Царегорцев, не глядя на меня, дрожащими пальцами закуривает сигарету и выходит на улицу. Скоро до меня доносится звук его отъезжающей лайбы. Скатертью дорога, дорогой начальничек.
3
— Все, мы закончили. Можно отправляться? — говорит Жулину один из экспертов: Михал Михалыч Головин, среднего роста и возраста мужичок с печальными глазами. Такие глаза были у моей собаки, когда ко мне приходили гости и, ужравшись в сосиску, пытались накормить ее сникерсами.
— Подожди еще, дядя Миша, подожди, — останавливает старший опер, — еще квартиры не закончили проверять. Неизвестно пока, какой подарочек еще можем обнаружить. Не думаю, что этого парня убили просто так, ради спортивного интереса.
Все вещи, бывшие при Никитюке (часы, небольшая сумма денег, дубинка, газовый «Магнум», переговорное устройство), остались нетронутыми, поэтому Жулин, скорее всего, прав: сюрпризы на сегодня еще не закончились.
Скрипя, раздвигаются двери лифта и на площадке первого этажа появляются: пожилой мент с поседевшей головой в форме капитана, судя по всему, местный участковый и еще двое в штатском, один из которых известный мне подчиненный Жулина лейтенант Петухов, а второго я вижу первый раз в жизни.
Похожий на восьмиклассника-акселерата, Петухов кивает мне и приступает к докладу, явно играя на публику.
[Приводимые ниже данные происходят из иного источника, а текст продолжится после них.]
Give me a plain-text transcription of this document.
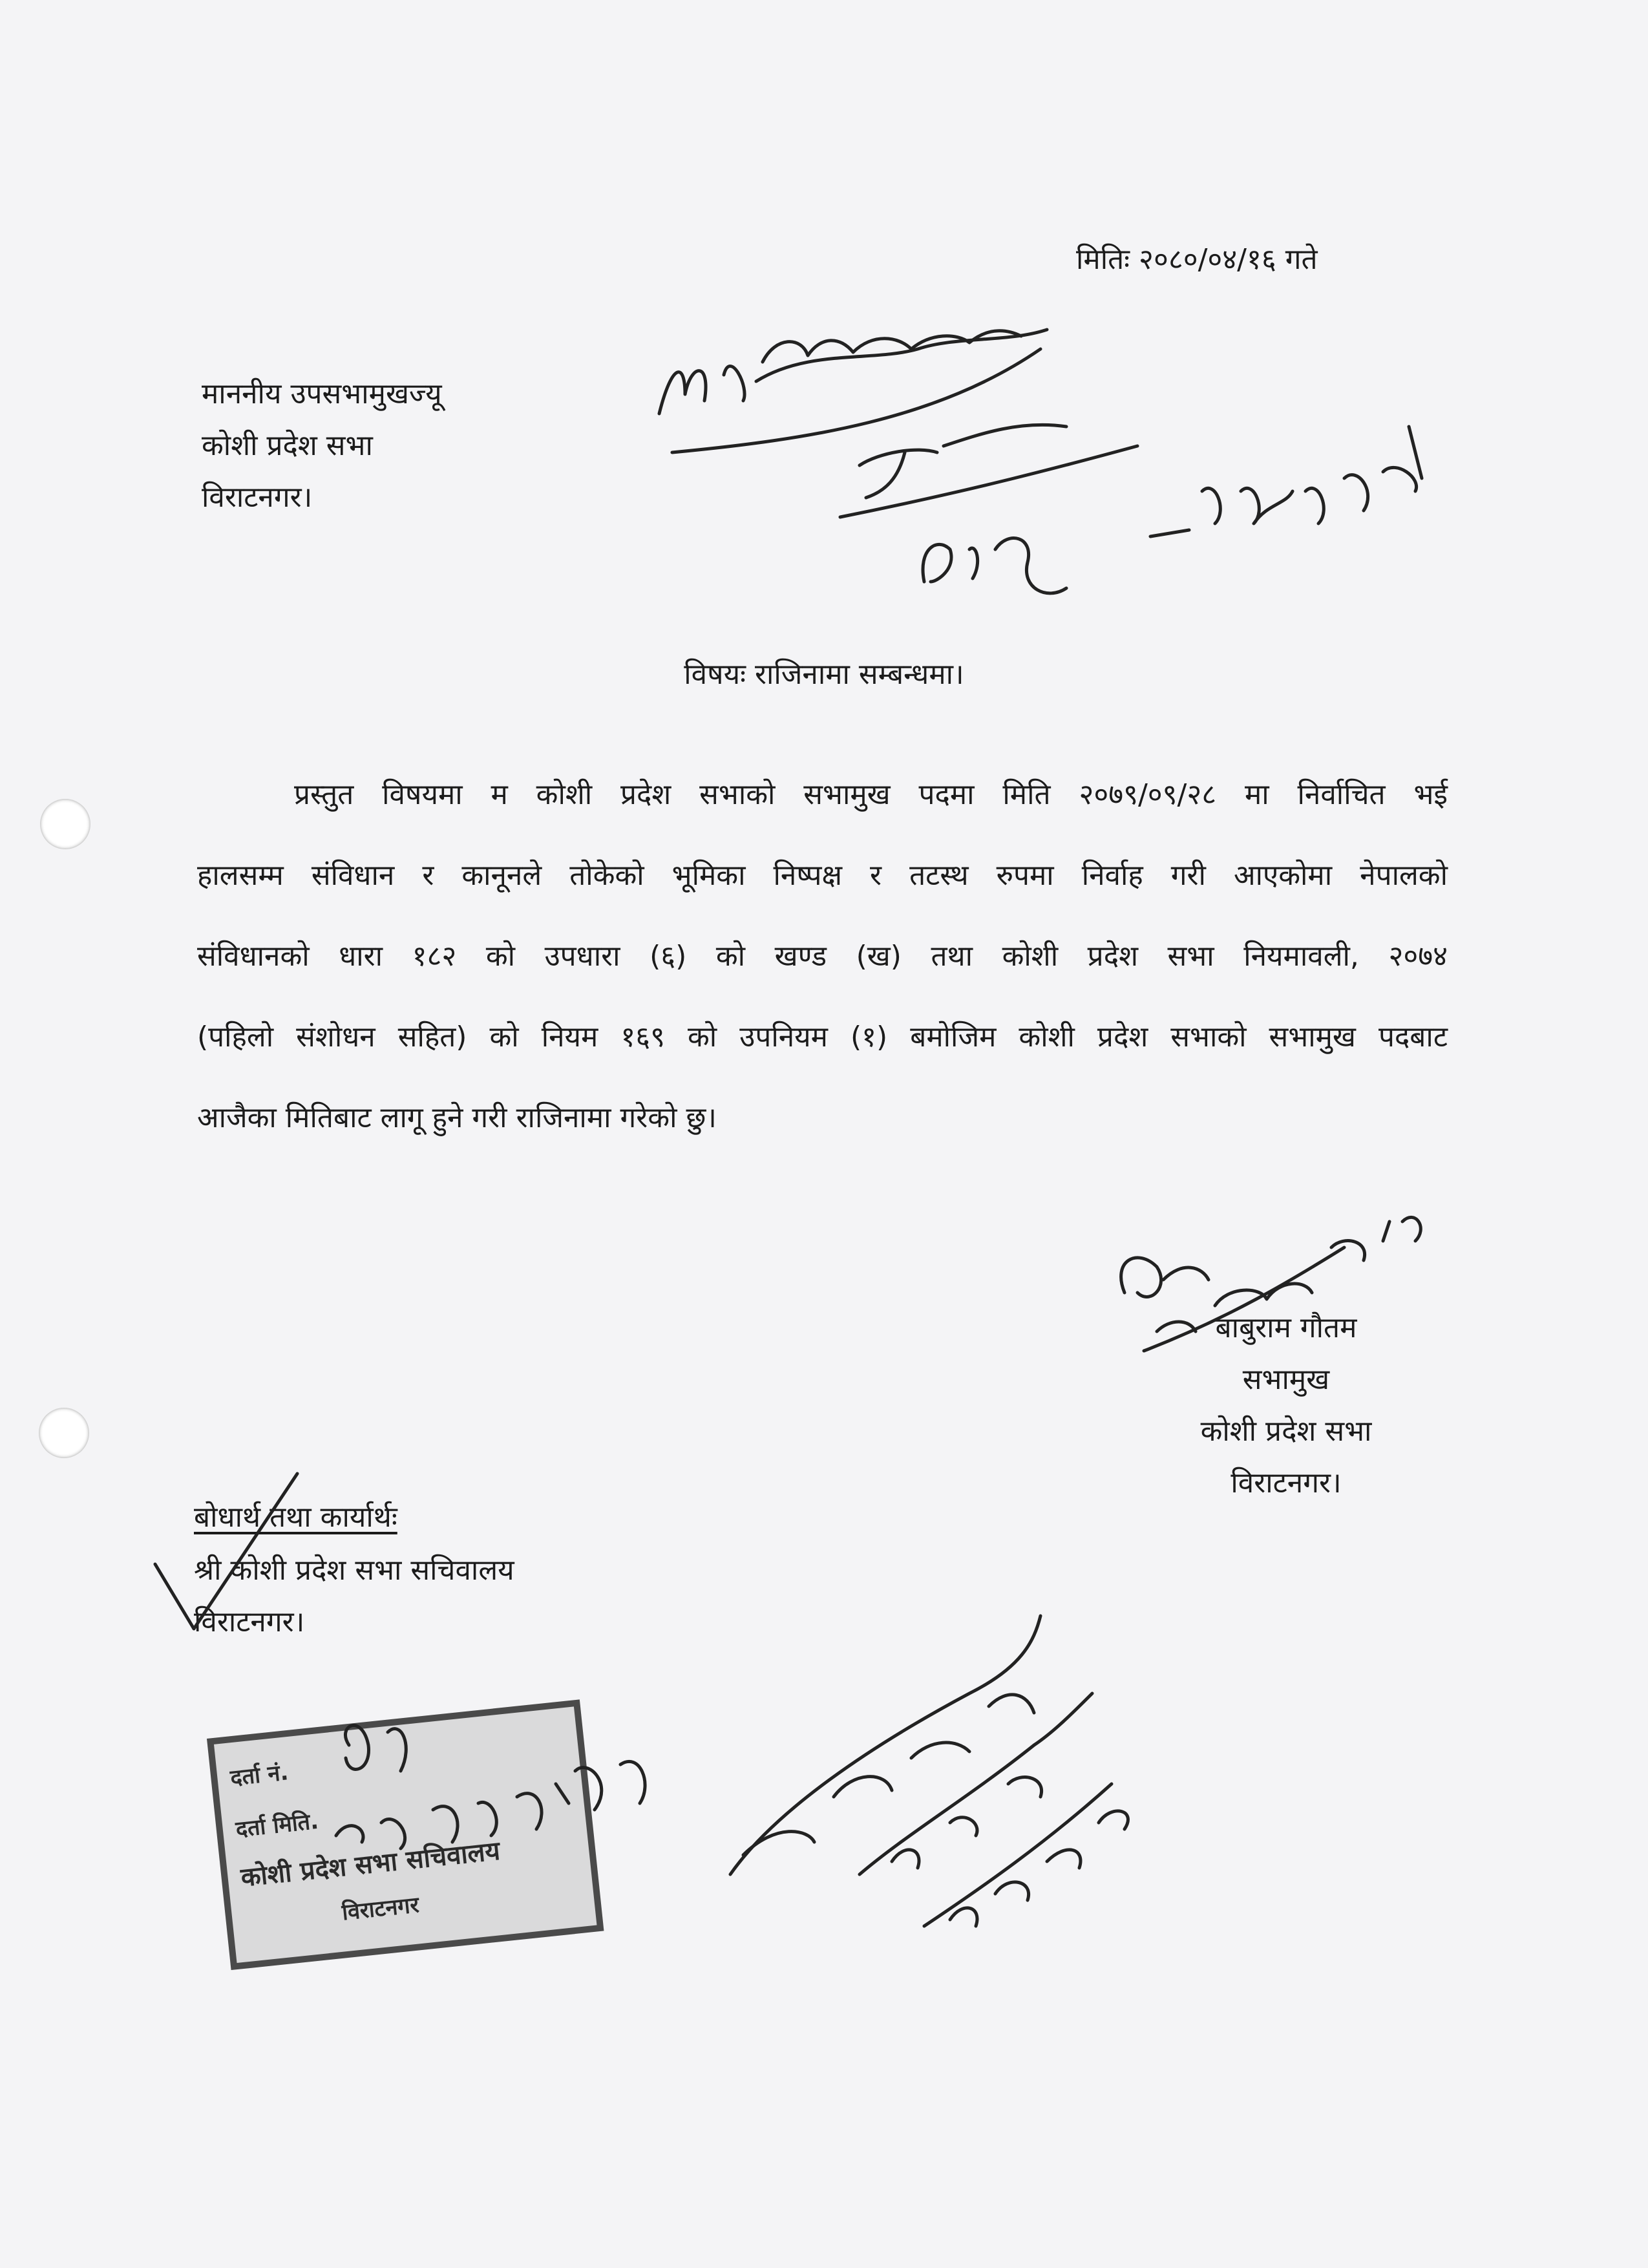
मितिः २०८०/०४/१६ गते
माननीय उपसभामुखज्यू
कोशी प्रदेश सभा
विराटनगर।
विषयः राजिनामा सम्बन्धमा।
प्रस्तुत विषयमा म कोशी प्रदेश सभाको सभामुख पदमा मिति २०७९/०९/२८ मा निर्वाचित भई
हालसम्म संविधान र कानूनले तोकेको भूमिका निष्पक्ष र तटस्थ रुपमा निर्वाह गरी आएकोमा नेपालको
संविधानको धारा १८२ को उपधारा (६) को खण्ड (ख) तथा कोशी प्रदेश सभा नियमावली, २०७४
(पहिलो संशोधन सहित) को नियम १६९ को उपनियम (१) बमोजिम कोशी प्रदेश सभाको सभामुख पदबाट
आजैका मितिबाट लागू हुने गरी राजिनामा गरेको छु।
बाबुराम गौतम
सभामुख
कोशी प्रदेश सभा
विराटनगर।
बोधार्थ तथा कार्यार्थः
श्री कोशी प्रदेश सभा सचिवालय
विराटनगर।
दर्ता नं.
दर्ता मिति.
कोशी प्रदेश सभा सचिवालय
विराटनगर
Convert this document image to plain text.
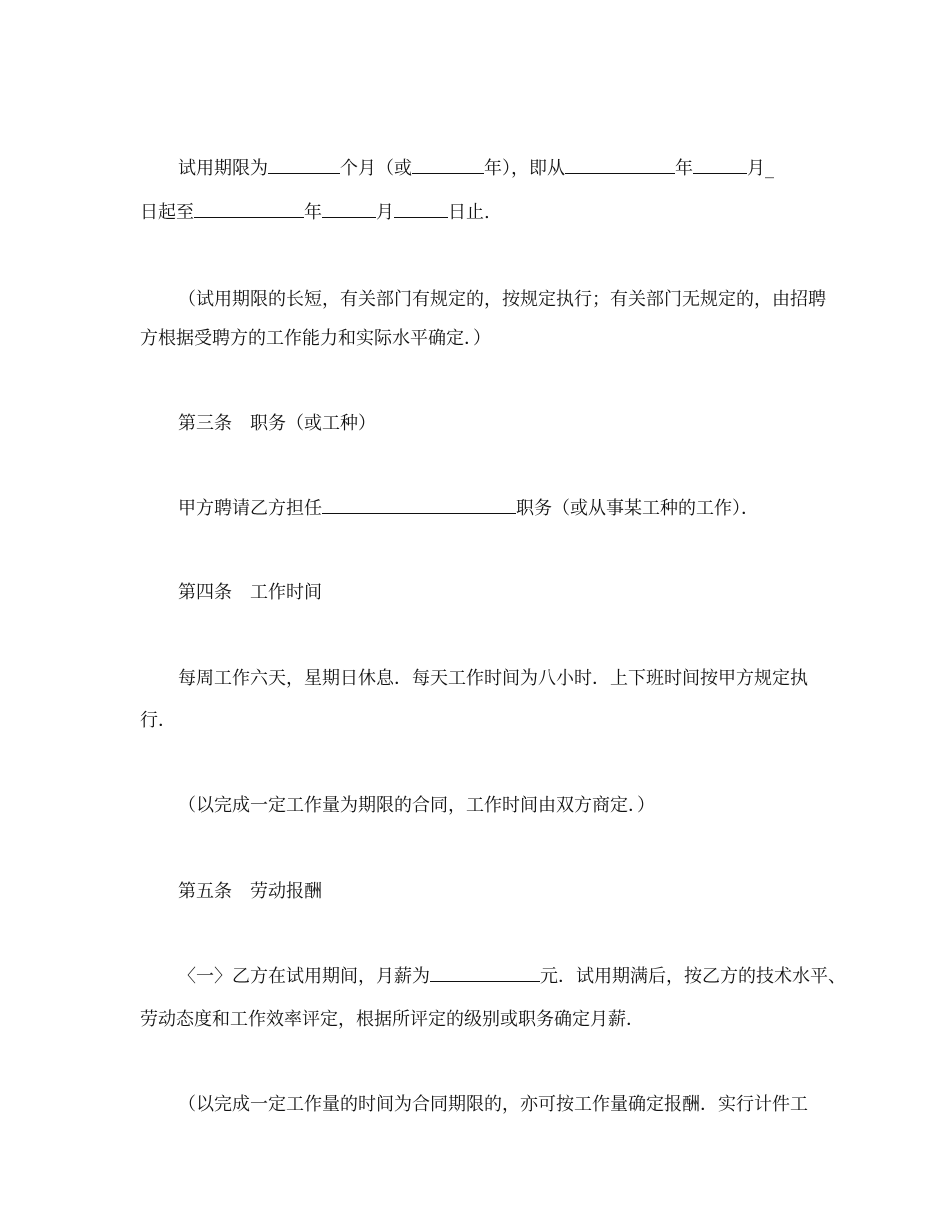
试用期限为	个月（或	年），即从	年	月_
日起至	年	月	日止.
（试用期限的长短，有关部门有规定的，按规定执行；有关部门无规定的，由招聘
方根据受聘方的工作能力和实际水平确定．）
第三条　职务（或工种）
甲方聘请乙方担任	职务（或从事某工种的工作）．
第四条　工作时间
每周工作六天，星期日休息．每天工作时间为八小时．上下班时间按甲方规定执
行．
（以完成一定工作量为期限的合同，工作时间由双方商定．）
第五条　劳动报酬
〈一〉乙方在试用期间，月薪为	元．试用期满后，按乙方的技术水平、
劳动态度和工作效率评定，根据所评定的级别或职务确定月薪．
（以完成一定工作量的时间为合同期限的，亦可按工作量确定报酬．实行计件工
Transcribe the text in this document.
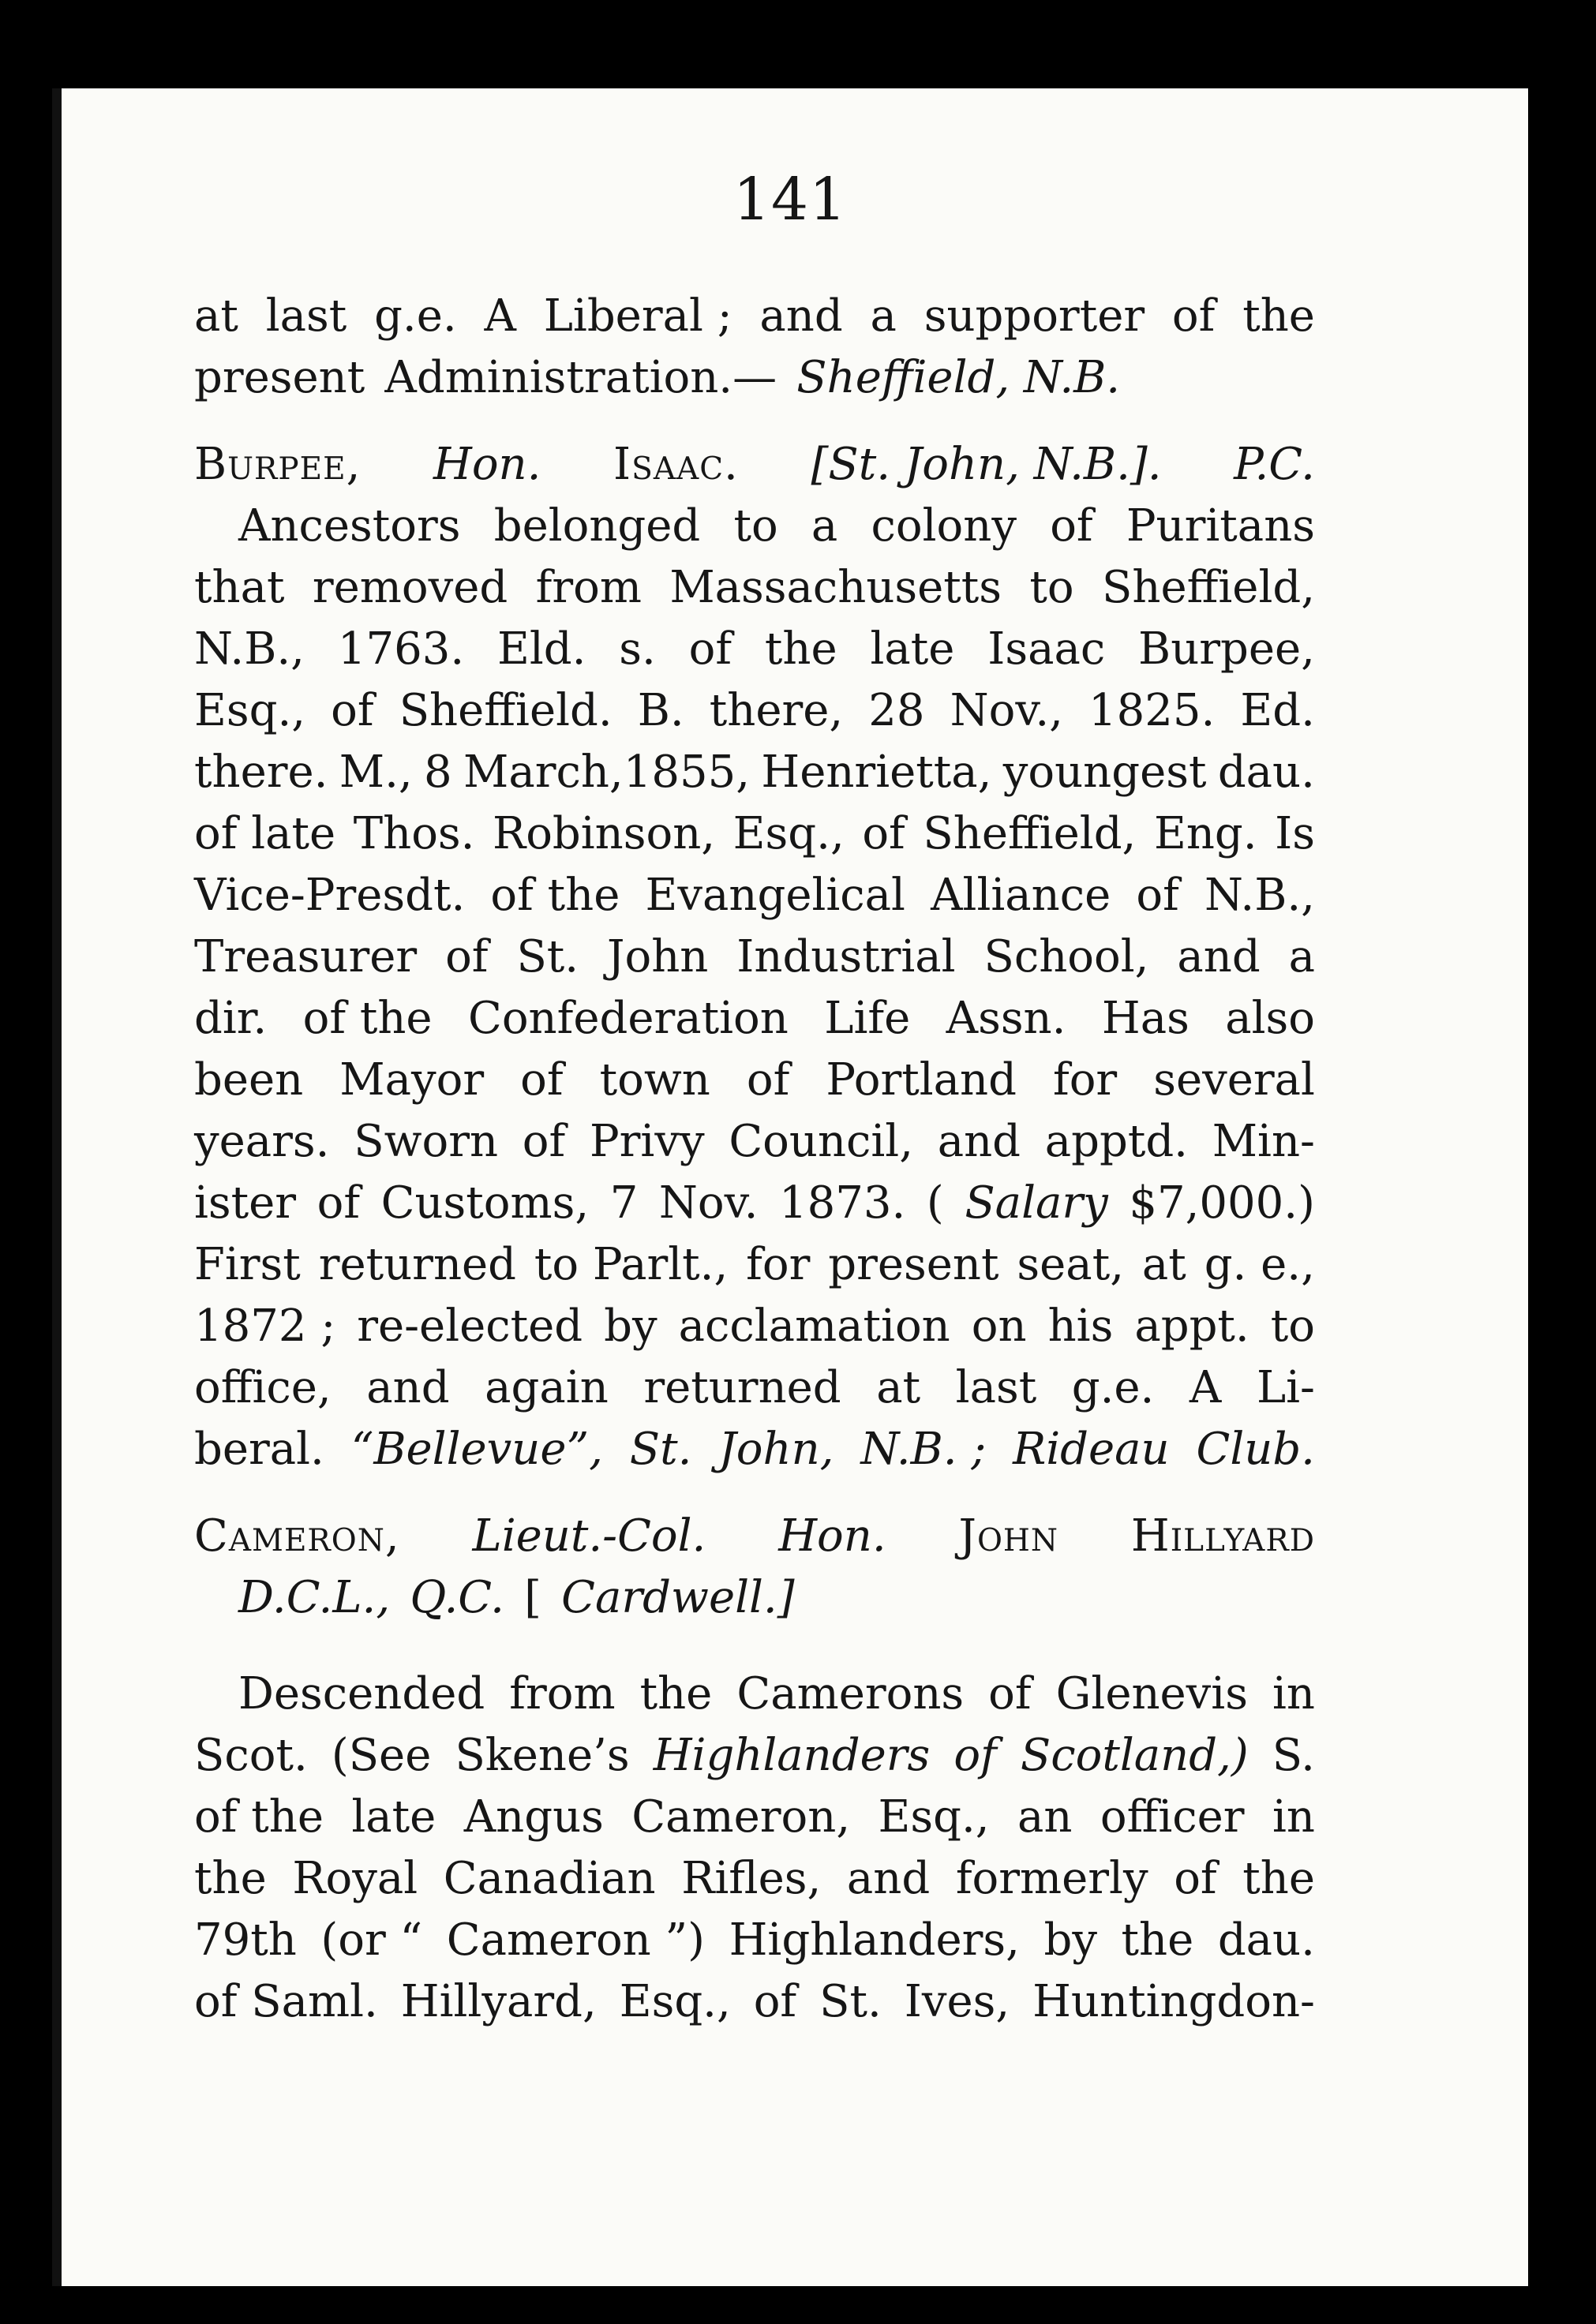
141
at last g.e. A Liberal ; and a supporter of the
present Administration.— Sheffield, N.B.
Burpee, Hon. Isaac. [St. John, N.B.]. P.C.
Ancestors belonged to a colony of Puritans
that removed from Massachusetts to Sheffield,
N.B., 1763. Eld. s. of the late Isaac Burpee,
Esq., of Sheffield. B. there, 28 Nov., 1825. Ed.
there. M., 8 March,1855, Henrietta, youngest dau.
of late Thos. Robinson, Esq., of Sheffield, Eng. Is
Vice-Presdt. of the Evangelical Alliance of N.B.,
Treasurer of St. John Industrial School, and a
dir. of the Confederation Life Assn. Has also
been Mayor of town of Portland for several
years. Sworn of Privy Council, and apptd. Min-
ister of Customs, 7 Nov. 1873. ( Salary $7,000.)
First returned to Parlt., for present seat, at g. e.,
1872 ; re-elected by acclamation on his appt. to
office, and again returned at last g.e. A Li-
beral. “Bellevue”, St. John, N.B. ; Rideau Club.
Cameron, Lieut.-Col. Hon. John Hillyard
D.C.L., Q.C. [ Cardwell.]
Descended from the Camerons of Glenevis in
Scot. (See Skene’s Highlanders of Scotland,) S.
of the late Angus Cameron, Esq., an officer in
the Royal Canadian Rifles, and formerly of the
79th (or “ Cameron ”) Highlanders, by the dau.
of Saml. Hillyard, Esq., of St. Ives, Huntingdon-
— Мы проверили все квартиры в этом парадном. Никого из жильцов не грабили или что-нибудь в этом роде. Никто ничего подозрительного не слышал. Всего здесь двадцать семь квартир, по три на каждом этаже. Нам удалось увидеть жильцов только шестнадцати. В одиннадцати квартирах двери никто не открыл. Я переписал их номера. Вот. — Жулин берет протянутый ему блокнотный листок, в то время как Петухов продолжает пояснять: — В седьмой, двенадцатой, пятнадцатой, шестнадцатой, двадцать пятой и двадцать шестой хозяева ушли не так давно на работу. Соседи слышали, как те закрывали двери и звук их шагов. Жильцы из двадцатой — цирковые артисты, находятся на гастролях за границей. Акробаты. Где могут находиться хозяева еще четырех квартир, выяснить не удалось. Все двери целые. Явные признаки взлома или принудительного открытия отсутствуют.
Саша Жулин задумывается. На его месте я бы тоже задумался. Как быть дальше? С одной стороны, за одной из этих четырех дверей тоже могут быть трупы или, и это самое важное, кто-нибудь, кто нуждается в помощи и кого еще не поздно спасти. С другой стороны, если высаживать все двери подряд, то может получится скандал, особенно, если ничего не обнаружится.
— А кто хозяева этих четырех квартир, чем они занимаются, ты не спрашивал у их соседей? — говорит он Петухову.
— Как же, — довольно улыбается тот, — немного удалось узнать. В двух живут мелкие бизнесмены-челноки. Еще в одной — три девки, студентки. Но квартиру эту они снимают. И в последней, там соседи затруднились сказать, кто хозяин. Новый какой-то. Три дня назад появился и еще не успел обжиться. Предполагают, что какая-то шишка. Видели, как его привозит и отвозит личный шофер на сером «Mitsubishi Pajero», и не только отвозит, но каждый раз поднимается и провожает до дверей, то есть как бы еще и охраняет.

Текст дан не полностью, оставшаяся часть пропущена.